[Décryptage] Le Ceta, tout ce que vous n’avez jamais voulu savoir

Le Sénat a très largement rejeté le 21 mars le projet de loi de ratification de l’accord de libre-échange conclu entre l’UE et le Canada en 2016, visant à simplifier les échanges commerciaux et à lever les obstacles non tarifaires, et que l’Assemblée nationale avait adopté à une courte majorité en 2019. Eclairage.

C’est quoi le Ceta ?

Le Ceta (Comprehensive economic and trade agreement) est un accord de libre-échange initié en 2009 (sous Nicolas Sarkozy) entre le Canada et l’UE, conclu en 2016 (sous François Hollande), signé par les deux parties en 2017, ratifié par le Canada en 2017 et, à ce jour, par 17 états membres de l’UE. En France, l’Assemblée nationale l’a ratifié en juillet 2019 (sous Emmanuel Macron) mais le texte n’avait pas encore été soumis au vote du Sénat.

Que contient l'accord ?

L’accord commercial comprend une réduction voire une suppression des droits de douane dans certains secteurs (industriel, agricole), un meilleur accès au marché canadien par les prestataires de services, un accès facilité aux marchés publics, le renforcement de la protection de la propriété intellectuelle, la reconnaissance d’indications géographiques européennes, la mise en place d'un tribunal d'arbitrage.

Quels bénéfices pour l’agriculture française ?

L’accord supprime les droits de douane appliqués par le Canada sur les vins et spiritueux et porte à 32.772 t le contingent de fromage admis sans droits de douane, contre 13.472t auparavant. Il acte la reconnaissance par le Canada de 173 IGP européennes dont 42 françaises (Roquefort, Reblochon, Cantal, Saint-Nectaire, Pruneaux d'Agen...), s’ajoutant aux appellations reconnues depuis 2004 dans le secteur des vins et spiritueux.

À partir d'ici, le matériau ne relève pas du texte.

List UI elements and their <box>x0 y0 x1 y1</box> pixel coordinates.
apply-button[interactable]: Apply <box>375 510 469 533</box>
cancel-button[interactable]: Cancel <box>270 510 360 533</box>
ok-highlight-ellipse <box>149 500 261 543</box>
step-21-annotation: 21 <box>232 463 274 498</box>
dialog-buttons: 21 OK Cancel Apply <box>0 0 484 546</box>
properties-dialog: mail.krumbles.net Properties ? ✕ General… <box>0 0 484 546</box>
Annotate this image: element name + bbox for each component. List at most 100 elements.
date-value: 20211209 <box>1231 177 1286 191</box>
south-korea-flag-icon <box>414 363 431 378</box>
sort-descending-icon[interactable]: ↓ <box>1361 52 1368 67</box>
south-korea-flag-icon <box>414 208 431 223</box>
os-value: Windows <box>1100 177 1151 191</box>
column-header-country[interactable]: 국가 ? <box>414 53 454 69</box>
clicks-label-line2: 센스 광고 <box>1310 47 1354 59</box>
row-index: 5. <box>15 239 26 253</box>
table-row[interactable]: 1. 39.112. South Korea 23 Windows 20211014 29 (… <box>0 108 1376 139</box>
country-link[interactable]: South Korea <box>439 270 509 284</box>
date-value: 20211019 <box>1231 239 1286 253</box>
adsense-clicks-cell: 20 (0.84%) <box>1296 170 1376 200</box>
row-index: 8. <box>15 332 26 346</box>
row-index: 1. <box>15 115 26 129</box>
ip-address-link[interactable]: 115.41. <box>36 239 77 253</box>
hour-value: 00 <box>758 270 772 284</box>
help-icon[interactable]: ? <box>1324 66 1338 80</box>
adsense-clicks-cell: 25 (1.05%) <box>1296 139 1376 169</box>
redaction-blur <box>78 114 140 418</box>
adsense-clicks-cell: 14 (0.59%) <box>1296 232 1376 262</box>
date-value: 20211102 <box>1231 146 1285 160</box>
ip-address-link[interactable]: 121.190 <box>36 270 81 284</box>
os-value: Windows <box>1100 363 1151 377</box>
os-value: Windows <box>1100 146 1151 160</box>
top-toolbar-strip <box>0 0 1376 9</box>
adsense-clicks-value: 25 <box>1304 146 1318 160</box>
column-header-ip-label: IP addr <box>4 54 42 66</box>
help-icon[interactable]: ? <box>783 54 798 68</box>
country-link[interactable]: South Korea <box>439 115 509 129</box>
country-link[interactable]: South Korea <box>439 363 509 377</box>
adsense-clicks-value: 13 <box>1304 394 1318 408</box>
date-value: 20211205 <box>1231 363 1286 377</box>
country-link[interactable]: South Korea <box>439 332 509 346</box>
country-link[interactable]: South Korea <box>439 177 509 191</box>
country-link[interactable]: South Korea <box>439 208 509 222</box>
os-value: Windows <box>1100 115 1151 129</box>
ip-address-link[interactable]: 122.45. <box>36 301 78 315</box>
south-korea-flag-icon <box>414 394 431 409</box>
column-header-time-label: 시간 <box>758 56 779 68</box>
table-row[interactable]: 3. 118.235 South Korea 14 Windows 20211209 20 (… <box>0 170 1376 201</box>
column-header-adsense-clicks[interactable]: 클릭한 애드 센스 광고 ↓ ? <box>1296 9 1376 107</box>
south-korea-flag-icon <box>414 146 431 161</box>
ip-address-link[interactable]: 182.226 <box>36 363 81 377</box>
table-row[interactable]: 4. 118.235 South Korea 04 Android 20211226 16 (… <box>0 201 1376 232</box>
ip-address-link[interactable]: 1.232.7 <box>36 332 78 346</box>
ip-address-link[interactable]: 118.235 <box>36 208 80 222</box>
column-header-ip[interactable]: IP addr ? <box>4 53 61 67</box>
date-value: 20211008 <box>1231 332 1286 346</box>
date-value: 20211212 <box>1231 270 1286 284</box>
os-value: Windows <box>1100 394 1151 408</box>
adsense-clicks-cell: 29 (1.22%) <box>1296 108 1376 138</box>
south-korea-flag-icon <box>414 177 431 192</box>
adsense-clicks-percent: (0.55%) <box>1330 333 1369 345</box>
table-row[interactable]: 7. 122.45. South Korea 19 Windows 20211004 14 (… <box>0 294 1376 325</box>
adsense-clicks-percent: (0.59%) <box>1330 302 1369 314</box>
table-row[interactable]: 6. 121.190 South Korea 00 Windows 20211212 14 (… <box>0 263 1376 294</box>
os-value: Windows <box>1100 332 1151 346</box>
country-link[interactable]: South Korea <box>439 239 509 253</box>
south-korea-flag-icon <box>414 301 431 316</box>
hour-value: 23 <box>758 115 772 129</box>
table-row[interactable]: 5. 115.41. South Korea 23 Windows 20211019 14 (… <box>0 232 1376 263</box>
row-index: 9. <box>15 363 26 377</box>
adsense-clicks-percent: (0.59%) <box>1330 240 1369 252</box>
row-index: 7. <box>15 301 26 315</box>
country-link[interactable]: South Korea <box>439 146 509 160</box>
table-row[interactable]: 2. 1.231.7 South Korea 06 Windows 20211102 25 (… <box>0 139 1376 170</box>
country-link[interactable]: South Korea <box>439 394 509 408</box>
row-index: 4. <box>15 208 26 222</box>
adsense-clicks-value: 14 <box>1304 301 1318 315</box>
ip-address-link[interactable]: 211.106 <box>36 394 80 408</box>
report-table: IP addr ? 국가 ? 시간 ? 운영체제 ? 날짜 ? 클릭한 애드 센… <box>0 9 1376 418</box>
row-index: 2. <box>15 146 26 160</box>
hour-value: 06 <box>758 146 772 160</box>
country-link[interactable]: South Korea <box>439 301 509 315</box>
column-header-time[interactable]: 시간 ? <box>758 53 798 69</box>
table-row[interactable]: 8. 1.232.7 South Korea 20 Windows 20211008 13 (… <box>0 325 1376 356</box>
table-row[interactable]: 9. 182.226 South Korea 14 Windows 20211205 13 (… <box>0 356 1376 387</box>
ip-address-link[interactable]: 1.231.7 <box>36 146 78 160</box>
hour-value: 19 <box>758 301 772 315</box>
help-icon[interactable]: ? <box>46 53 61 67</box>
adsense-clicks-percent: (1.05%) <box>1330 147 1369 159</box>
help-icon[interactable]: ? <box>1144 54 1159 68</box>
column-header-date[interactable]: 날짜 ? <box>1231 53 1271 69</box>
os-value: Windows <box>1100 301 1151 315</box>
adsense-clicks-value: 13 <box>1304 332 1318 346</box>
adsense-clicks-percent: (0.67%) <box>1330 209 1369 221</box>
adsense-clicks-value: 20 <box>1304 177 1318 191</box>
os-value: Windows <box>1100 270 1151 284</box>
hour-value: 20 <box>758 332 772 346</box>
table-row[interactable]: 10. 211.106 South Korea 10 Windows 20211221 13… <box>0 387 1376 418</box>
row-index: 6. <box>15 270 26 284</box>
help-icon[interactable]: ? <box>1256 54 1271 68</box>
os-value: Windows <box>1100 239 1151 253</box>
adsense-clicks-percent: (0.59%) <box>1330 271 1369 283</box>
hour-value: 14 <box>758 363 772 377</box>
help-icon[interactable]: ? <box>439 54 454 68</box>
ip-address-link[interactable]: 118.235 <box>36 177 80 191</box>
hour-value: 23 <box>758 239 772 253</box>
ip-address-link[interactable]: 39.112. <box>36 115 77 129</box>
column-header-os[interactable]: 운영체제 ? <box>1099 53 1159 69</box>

Quels risques pour l’agriculture française ?

L’accord entérine la hausse progressive et sans droits de douane de quotas d’importation de produits canadiens à hauteur de 65.000t de bœuf (contre 4.162 t auparavant), de 75.000t de porc (contre 5.549t), 100.000t de blé ou encore 8.000t de maïs doux. La FNB dénonce une déstabilisation du marché, notamment des morceaux nobles (aloyau) aujourd’hui bien valorisés et une concurrence déloyale du fait des différences de normes entre le Canada et l’UE.

Qu’en est-il du bœuf aux hormones ?

Le Canada autorise l’utilisation d’activateurs de croissance mais le Ceta bannit leur usage chez les animaux à destination de l’UE. Idem pour la ractopamine administrée aux porcs pour obtenir une viande plus maigre et plus protéinée. Mais les pourfendeurs de l’accord doutent des procédures de contrôle mises en œuvre des deux côtés de l’Atlantique, la Commission européenne ayant elle-même relevé des lacunes dans un audit publié en septembre 2022.

Que s’est-il passé depuis 2017 ?

Bien que non ratifié par l’ensemble des Etats membres de l’UE, l’accord est (provisoirement) actif depuis 2017. Pour ce qui est des échanges entre la France et le Canada, le ministère du Commerce extérieur indique qu’en six ans, les exportations vers le Canada ont bondi de 33%. L'excédent des filières agricoles et agroalimentaires a été multiplié par trois, à 578 millions d'euros : +24 % d'exportations vers le Canada pour le vin, +60 % pour le fromage, +106 % pour les produits sidérurgiques, +142 % pour les textiles et chaussures, +71% pour les services. Dans l’autre sens, le ministère évoque un effet « quasi-nul » : les importations du Canada représentent 0,0034 % de notre consommation de bœuf et moins de 0,001 % de celles de volaille et de porc.

Pourquoi le Ceta ressurgit en 2024 ?

Le groupe communiste du Sénat a mis à profit sa niche parlementaire pour présenter le projet de loi de ratification du Ceta. Il a notamment rallié à sa cause la gauche mais également Les Républicains. Depuis la signature de l’accord, la majorité sénatoriale s’est toujours opposée à la ratification, faisant ainsi office de repoussoir pour la majorité présidentielle.

Quelle sera la suite ?

En toute logique, le France devrait notifier à la Commission européenne le rejet du Ceta, ce qui aurait pour effet de suspendre son application dans toute l'UE. Mais elle n’y est pas contrainte. Dans l’UE, seule Chypre a rejeté le Ceta, sans le notifier. Autre option : revoter à l’Assemblée nationale, pour peu que le projet de ratification soit inscrit à l’agenda d’une chambre à la majorité relative.